Version 2, 16 May 2026
- Write in first person, describing exactly what I did and what happened.
- Jump straight in. No preamble. Start with the incident, experiment, surprise, or claim.
- Be terse: short sentences, short paragraphs. Prefer one idea per paragraph.
- Use a conversational, technical voice. Curious, practical, slightly mischievous. Never corporate.
- Show the artifact. Link to the code, prompt, output, demo, transcript, data, or image. Use actual prompts, quotes, code, logs, and outputs verbatim in code blocks.
- Explain by example first, then extract the principle. The examples should carry the argument.
- Bold the key insight when it helps scanning. Use italics for emphasis, not decoration.
- Use bullets and numbered lists when they compress the idea. Keep them punchy.
- Use
---to separate turns in the story or shifts in the argument. - Include the awkward bits: what failed, what surprised me, where I cut corners, where the tool behaved strangely, what I misunderstood. Parenthetical asides are welcome. Dry humor is welcome.
- Prefer concrete claims over abstract framing. Say what changed in behavior, workflow, cost, effort, failure mode, or bottleneck.
- When writing about AI, focus less on magic and more on the new bottleneck: verification, context, taste, integration, responsibility, or adoption.
- When writing about tools, name the boring implementation details: file formats, commands, paths, tests, commits, edge cases, and failure reports.
- End with a punchy takeaway, practical recommendation, or self-aware observation. Do not over-explain the ending.
Spoken cadence
My talks often use live examples, then a plain-language reframe:
- “So, I tried this…”
- “This is what happened.”
- “The weird thing is…”
- “So, what that means is…”
I use sharp claims, then immediately soften or ground them with examples. I am comfortable saying “I don’t know” and then sharing what I’m learning.

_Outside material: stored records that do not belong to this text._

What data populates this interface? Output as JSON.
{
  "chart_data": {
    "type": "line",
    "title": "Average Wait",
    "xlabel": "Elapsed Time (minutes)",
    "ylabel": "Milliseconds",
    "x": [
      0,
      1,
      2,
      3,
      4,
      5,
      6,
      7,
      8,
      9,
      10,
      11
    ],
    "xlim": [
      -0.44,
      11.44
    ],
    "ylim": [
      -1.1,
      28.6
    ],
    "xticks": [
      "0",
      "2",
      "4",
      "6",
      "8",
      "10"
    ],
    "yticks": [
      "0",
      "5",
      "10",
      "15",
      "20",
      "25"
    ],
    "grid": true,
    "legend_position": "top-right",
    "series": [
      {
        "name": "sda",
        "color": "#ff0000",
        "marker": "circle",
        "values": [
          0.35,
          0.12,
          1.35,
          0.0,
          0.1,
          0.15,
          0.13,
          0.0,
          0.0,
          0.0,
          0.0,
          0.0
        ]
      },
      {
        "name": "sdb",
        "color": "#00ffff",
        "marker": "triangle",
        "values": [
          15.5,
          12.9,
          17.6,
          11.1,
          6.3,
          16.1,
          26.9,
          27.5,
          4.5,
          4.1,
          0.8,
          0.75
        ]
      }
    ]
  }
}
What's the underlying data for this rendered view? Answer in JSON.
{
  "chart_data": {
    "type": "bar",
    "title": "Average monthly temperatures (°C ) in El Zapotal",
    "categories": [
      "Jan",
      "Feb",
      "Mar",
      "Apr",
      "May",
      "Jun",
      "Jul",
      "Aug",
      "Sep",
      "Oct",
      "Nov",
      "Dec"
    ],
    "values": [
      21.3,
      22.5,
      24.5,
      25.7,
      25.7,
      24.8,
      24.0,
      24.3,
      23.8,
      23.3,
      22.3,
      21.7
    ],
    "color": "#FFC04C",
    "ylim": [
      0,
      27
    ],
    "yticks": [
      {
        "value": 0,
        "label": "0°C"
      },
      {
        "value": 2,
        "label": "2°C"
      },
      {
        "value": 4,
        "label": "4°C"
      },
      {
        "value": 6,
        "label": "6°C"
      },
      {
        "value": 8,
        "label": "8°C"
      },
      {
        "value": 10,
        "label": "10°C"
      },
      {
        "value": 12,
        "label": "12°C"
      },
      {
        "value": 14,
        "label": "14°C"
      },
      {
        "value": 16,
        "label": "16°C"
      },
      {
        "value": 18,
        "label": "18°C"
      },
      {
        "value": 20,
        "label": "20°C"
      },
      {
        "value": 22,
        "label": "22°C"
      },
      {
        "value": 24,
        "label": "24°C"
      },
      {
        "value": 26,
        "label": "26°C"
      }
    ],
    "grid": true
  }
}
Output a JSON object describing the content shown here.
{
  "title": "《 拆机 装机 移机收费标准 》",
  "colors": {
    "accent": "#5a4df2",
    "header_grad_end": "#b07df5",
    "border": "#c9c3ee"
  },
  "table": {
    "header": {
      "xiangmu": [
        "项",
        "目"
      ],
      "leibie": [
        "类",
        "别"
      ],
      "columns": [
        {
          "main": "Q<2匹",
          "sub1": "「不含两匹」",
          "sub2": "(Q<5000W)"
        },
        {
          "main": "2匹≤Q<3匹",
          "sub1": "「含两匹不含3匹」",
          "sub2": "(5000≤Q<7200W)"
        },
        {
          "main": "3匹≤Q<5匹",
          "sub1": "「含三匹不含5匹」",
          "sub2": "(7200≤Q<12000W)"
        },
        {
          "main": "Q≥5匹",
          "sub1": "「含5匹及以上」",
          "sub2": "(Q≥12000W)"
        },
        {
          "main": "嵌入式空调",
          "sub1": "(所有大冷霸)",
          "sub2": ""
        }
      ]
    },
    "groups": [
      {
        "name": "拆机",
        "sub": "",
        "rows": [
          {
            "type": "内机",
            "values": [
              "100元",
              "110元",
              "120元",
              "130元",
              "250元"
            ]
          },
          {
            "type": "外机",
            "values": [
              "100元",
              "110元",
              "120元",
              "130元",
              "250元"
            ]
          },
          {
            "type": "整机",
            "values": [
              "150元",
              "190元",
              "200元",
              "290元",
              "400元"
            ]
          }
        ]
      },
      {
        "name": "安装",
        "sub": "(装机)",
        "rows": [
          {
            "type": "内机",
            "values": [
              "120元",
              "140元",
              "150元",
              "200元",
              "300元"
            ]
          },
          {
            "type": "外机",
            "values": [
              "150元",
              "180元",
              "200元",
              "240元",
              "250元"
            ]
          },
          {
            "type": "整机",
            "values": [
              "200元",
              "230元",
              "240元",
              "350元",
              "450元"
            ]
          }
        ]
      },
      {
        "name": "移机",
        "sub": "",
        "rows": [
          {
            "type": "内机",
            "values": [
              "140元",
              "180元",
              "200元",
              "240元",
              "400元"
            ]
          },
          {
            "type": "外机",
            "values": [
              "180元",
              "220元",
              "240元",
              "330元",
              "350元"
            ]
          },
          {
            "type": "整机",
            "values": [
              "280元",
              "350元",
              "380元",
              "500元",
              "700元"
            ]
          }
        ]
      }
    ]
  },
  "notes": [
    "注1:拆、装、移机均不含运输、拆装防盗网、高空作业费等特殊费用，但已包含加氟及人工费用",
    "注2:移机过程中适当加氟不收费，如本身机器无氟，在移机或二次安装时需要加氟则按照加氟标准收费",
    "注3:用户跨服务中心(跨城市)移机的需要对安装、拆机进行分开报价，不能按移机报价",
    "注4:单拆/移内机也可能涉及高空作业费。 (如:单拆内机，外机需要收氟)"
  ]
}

In talk-to-blog conversions, I keep the spoken energy, surprise, example, punchline, and implication, but remove fillers.
Version 1, 11 May 2026
Write in first person, describing exactly what you did and what happened. Be terse: short sentences, short paragraphs. Jump straight in – no preamble. Show actual prompts, quotes, code, … verbatim in code blocks. Bold the key insight in each point. End with a punchy one-line takeaway or self-aware observation. Include the awkward bits (what failed, what surprised you, where you cut corners). Parenthetical asides for dry humor. No padding. Use — for section breaks.